When one version of the self dies, it is mourned, and another is reborn. Atefat-Peckham’s poems act as both mourning rituals and hymns. There is a spiritual sense I feel as I flip through the pages of Book of Kin. Here, the reader does not stand in as an onlooker, but rather, is invited to be an active participant in the intimate and ongoing conversation between the spiritual world and the physical world. What we define as immaterial and what we define as physical is complicated and interrogated. The physical is elevated to the divine. Atefat-Peckham creates a space within his poems for us, as readers, to pray. In his poem “Learning to Pray”—an homage to his Bibi, his grandparents, and all things holy—he states: 

 

I’ve never found them bent to Mecca

or to anything—Bibi, halving fruit, saying 

she doesn’t need some compass to show her 

which direction faces home; my mother 

and brother are every direction and no direction 

at once. She asks me if I understood. You 

understood? And the world slows. And I am 

the old man who often thrusts his furious 

head through the shutter of my face. My chin 

tilts heavy on my chest, my body whirling 

without ever leaving my mat. I listen for it. 

 

Atefat-Peckham is a poet who listens intently to the wingbeats of the sublime. He embodies “the patient stone [who] listens. Absorbs / the sorrows of those who confide in it.” 

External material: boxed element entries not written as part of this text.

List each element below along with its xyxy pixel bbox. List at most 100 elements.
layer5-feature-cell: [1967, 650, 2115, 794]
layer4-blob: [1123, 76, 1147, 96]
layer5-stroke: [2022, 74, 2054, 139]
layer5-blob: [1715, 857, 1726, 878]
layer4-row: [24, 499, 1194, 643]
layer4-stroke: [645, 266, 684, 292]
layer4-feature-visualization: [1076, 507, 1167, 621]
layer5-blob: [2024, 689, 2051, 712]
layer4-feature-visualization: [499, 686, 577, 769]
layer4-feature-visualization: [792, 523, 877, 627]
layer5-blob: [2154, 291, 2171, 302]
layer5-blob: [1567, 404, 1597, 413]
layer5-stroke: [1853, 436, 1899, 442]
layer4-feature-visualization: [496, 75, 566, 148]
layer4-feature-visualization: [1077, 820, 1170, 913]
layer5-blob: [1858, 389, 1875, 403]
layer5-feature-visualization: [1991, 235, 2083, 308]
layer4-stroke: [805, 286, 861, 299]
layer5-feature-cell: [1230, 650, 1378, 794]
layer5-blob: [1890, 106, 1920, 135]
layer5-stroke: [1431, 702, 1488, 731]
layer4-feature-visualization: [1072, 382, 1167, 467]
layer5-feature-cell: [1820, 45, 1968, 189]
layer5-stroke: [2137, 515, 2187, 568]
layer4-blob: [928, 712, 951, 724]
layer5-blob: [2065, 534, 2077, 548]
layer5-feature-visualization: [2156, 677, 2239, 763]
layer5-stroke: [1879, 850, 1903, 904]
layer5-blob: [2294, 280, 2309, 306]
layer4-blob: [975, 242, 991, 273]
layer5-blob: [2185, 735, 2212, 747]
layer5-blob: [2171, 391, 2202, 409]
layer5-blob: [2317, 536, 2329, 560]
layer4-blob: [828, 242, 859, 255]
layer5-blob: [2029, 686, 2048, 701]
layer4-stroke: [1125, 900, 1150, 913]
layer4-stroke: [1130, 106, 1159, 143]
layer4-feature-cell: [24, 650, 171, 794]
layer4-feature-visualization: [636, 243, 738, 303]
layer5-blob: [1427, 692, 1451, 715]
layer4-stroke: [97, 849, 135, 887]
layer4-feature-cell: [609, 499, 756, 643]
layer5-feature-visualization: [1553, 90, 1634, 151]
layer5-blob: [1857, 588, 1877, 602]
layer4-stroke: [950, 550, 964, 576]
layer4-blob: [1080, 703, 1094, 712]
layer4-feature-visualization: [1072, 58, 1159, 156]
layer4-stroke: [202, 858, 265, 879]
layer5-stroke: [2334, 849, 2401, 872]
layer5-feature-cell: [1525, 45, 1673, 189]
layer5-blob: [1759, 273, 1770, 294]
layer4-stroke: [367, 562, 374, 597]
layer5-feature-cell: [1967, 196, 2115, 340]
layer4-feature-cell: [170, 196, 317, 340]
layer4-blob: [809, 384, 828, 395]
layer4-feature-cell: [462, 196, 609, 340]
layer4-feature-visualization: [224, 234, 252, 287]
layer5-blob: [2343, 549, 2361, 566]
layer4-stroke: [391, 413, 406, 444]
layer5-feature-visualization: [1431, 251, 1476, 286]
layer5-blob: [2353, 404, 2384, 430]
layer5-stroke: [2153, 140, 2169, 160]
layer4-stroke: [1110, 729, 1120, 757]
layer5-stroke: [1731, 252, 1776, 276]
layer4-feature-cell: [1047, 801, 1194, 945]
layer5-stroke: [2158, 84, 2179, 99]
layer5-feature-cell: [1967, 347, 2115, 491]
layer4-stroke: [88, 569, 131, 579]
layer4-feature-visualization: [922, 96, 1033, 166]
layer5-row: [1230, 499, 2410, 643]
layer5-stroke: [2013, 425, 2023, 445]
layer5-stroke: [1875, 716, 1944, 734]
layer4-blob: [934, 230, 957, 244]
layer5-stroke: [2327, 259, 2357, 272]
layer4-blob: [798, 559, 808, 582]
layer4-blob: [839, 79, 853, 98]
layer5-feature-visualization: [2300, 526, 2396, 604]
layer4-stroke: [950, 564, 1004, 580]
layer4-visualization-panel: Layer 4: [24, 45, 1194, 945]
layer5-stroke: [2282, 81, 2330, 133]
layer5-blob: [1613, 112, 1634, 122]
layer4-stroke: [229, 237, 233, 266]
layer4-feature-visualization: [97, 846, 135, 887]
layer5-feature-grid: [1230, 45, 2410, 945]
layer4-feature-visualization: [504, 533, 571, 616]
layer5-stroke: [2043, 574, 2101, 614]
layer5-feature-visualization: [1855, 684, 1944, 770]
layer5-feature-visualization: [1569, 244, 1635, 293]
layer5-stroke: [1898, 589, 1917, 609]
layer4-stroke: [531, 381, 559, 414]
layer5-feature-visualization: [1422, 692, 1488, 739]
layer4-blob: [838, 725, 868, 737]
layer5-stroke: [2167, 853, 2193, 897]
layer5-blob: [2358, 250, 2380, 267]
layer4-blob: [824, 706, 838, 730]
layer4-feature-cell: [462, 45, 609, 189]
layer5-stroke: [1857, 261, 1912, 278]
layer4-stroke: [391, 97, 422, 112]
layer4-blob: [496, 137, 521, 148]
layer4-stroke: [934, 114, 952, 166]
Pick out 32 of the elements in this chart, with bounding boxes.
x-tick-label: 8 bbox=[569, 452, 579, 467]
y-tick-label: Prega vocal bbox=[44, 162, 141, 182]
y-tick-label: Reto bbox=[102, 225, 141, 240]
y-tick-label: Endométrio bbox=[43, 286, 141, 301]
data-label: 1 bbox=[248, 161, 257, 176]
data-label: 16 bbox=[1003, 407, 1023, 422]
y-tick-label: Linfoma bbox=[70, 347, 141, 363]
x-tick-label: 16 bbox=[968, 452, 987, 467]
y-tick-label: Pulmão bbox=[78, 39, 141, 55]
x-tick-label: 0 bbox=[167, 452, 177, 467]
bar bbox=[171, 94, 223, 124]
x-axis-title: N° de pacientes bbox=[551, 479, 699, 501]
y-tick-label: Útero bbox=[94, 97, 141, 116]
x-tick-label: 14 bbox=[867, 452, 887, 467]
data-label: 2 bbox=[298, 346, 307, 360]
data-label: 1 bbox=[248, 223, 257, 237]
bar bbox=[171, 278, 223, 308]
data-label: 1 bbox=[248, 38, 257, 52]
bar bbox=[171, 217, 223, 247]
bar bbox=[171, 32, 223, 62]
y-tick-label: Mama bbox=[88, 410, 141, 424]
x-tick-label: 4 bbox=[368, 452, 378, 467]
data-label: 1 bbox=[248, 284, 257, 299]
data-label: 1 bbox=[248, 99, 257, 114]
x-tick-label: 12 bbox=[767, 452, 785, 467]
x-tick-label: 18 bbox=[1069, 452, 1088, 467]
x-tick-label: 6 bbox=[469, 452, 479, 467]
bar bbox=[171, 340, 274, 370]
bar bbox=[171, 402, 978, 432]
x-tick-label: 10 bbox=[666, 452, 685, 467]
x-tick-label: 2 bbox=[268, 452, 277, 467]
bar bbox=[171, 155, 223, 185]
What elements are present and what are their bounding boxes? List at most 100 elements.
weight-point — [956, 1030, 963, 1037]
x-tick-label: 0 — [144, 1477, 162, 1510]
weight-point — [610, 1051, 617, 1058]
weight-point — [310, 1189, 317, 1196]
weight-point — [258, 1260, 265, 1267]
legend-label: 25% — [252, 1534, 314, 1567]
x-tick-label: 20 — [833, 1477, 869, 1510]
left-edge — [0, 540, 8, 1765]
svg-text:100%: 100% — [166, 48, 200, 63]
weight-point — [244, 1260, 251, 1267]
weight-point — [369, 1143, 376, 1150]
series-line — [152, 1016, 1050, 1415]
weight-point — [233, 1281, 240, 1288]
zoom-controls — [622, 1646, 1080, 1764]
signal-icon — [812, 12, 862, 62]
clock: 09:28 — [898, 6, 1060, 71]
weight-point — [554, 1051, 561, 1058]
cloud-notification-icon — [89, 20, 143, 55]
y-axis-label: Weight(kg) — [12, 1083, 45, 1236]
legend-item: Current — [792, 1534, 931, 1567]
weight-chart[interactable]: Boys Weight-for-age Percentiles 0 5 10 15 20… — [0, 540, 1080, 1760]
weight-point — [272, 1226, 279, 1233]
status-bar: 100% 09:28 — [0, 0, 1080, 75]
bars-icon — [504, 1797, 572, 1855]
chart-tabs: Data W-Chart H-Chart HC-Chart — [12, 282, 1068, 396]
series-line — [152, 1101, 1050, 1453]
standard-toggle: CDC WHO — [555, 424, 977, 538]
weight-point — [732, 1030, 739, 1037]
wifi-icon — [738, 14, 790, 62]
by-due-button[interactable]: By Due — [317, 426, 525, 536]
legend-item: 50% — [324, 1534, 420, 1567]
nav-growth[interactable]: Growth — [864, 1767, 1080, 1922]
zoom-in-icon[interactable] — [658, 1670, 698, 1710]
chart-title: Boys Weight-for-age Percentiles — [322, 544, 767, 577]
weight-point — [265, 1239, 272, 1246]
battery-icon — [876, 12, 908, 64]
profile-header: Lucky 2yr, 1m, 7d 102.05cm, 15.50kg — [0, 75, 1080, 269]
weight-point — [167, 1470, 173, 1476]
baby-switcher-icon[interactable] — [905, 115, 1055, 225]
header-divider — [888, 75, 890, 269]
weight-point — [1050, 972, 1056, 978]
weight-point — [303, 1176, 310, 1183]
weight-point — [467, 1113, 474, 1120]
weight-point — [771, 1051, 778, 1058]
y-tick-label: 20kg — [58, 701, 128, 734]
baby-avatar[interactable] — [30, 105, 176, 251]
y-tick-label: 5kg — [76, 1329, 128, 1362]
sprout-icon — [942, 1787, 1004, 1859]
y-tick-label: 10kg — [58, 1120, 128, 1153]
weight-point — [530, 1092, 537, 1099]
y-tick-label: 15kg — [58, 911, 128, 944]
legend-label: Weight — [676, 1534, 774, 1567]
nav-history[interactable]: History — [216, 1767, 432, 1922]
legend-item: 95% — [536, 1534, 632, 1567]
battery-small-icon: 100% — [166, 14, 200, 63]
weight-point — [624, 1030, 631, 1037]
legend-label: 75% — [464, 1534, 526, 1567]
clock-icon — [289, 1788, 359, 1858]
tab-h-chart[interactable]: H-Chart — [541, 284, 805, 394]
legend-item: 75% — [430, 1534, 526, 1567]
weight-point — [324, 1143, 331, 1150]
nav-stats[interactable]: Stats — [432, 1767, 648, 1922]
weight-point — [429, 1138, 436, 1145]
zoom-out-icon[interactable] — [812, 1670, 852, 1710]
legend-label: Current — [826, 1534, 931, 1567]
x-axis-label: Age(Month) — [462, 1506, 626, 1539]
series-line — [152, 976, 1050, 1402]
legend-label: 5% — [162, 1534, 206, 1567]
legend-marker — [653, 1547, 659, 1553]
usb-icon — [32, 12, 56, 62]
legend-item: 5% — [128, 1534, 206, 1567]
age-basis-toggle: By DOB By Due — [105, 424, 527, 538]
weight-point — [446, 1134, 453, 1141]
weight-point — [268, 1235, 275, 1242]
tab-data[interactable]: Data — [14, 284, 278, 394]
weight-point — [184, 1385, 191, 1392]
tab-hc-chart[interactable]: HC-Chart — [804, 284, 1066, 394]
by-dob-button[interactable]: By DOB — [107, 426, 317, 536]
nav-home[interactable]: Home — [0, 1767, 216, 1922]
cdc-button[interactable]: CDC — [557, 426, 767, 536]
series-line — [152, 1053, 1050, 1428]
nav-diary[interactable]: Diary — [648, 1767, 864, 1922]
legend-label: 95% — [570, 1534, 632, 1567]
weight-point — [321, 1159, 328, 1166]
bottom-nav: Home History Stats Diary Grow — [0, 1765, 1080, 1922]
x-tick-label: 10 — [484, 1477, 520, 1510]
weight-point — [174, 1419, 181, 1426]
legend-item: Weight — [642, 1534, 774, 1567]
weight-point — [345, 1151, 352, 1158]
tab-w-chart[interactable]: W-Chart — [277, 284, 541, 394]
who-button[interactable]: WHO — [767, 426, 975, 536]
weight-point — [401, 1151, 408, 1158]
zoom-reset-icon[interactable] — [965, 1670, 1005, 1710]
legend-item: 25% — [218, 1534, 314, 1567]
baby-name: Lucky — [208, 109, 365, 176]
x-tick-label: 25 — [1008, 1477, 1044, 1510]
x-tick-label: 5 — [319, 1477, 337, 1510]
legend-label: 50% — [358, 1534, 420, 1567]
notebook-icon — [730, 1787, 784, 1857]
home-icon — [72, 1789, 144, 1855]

Similar to his Bibi, he does not need a compass to show him which direction his beloveds are. Across the poems in Book of Kin, he shows us that our beloveds are everywhere and nowhere at once, and that we can find peace within them, despite the all-encompassing temperament of grief. He teaches us how to wear our loved ones, how to come skin to skin with the celestial.

Athena Nassar

Athena Nassar is an Egyptian-American poet, essayist, and short story writer from Atlanta, Georgia. She is the author of the debut poetry collection Little Houses (Sundress Publications, 2023). She is the winner of the 2021 San Miguel Writers’ Conference Writing Contest and the 2019 Scholastic National Gold Medal Portfolio Award, among other honors. Her work has appeared or is forthcoming in Poetry, The Atlantic, AGNI, Academy of American Poets, The Missouri Review, Southern Humanities Review, Pleiades, The Los Angeles Review, and elsewhere. She is currently an MFA candidate in poetry at Vanderbilt University.